In order to receive a notice about the tab being closed, you'll want to do something like this sample code. However, instead of listening for load, you'll want to listen for unload.
When you do end up getting notified about unload, you'll have to do a request to the logout page just like the web application does. You can figure out what the location of the document that is unloading is by checking aEvent.originalTarget.location.href. Note that aEvent.originalTarget will give you the document object of the tab that is closing. You'll then want to use an XLMHttpRequest for this in your event handler.

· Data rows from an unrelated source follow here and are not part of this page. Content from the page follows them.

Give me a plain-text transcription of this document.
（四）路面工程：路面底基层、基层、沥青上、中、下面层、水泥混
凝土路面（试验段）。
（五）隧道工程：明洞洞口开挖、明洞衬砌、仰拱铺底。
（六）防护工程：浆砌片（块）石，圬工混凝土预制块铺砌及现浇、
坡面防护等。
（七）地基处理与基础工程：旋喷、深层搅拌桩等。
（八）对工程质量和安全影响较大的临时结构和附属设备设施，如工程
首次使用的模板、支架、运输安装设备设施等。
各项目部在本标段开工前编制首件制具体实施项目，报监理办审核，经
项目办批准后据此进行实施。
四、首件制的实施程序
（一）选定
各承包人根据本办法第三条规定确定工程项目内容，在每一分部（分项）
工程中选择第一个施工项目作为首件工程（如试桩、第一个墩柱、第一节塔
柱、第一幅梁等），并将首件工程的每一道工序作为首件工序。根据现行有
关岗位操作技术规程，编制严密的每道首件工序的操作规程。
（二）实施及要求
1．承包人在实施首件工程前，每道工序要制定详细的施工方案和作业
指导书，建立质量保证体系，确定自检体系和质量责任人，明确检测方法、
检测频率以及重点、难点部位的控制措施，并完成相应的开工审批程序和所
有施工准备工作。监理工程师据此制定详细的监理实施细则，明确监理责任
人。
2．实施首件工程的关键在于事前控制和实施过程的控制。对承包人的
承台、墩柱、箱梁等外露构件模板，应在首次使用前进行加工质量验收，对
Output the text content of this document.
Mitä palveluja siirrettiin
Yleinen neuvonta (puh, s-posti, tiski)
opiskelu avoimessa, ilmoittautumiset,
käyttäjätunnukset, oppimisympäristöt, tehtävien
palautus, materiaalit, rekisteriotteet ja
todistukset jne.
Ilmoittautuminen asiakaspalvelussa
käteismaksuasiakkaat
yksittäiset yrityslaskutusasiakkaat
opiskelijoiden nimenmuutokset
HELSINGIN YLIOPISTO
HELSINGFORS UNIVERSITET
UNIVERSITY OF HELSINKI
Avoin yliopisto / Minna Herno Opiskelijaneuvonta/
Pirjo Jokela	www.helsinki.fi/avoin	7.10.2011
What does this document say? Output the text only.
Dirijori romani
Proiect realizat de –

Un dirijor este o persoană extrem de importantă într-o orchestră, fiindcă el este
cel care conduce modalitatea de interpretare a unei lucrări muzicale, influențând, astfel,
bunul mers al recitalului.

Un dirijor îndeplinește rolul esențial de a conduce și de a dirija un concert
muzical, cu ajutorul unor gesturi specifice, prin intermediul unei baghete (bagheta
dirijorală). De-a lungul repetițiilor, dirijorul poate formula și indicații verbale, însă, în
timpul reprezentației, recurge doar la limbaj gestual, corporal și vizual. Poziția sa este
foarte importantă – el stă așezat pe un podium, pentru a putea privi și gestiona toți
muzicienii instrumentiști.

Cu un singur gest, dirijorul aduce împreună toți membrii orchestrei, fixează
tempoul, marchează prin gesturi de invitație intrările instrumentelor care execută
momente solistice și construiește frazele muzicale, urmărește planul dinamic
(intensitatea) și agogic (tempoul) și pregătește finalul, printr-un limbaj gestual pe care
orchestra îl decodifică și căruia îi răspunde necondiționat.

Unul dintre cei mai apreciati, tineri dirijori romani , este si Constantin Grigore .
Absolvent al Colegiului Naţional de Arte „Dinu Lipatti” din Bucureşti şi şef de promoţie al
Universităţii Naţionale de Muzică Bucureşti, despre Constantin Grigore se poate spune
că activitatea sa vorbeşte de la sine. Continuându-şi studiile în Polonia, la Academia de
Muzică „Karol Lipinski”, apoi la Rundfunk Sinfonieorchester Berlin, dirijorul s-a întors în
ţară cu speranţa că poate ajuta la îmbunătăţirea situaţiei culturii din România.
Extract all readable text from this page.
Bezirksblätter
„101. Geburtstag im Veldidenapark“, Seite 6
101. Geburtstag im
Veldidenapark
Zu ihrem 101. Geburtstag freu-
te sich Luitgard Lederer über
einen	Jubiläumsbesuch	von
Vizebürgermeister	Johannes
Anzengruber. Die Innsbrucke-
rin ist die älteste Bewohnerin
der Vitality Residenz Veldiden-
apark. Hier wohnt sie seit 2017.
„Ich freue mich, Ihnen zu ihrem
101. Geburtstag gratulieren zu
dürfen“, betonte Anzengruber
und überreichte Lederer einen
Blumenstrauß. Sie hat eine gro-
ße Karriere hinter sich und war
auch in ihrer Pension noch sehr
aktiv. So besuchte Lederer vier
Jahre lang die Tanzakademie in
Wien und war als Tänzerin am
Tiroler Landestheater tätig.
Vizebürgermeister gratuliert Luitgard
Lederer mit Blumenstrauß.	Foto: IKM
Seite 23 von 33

You could use ajax that would ping a page on the site - all the session info will be passed and you can verify that the user still has an active browser/page open. If Firefox crashes it won't be able to ping the website anymore and the session could time-out after 15 minutes. I think that allowing a forced logout on another sign-in would be best. Usually when I leave work at the end of the day I wouldn't close all the programs or logout or anything - just lock my computer to prevent anyone from using it. Next morning I come back with all my programs still running so I can continue where I left off.
BTW, Yahoo Web messenger probably uses some form of session-based cookies. That is, cookies are stored in memory and are gone when the tab or browser are closed.
Just enable to the user to re-login from another machine. And if you get a request from the user on first machine, ask him to re-login too. So you get a single logged in user at a time.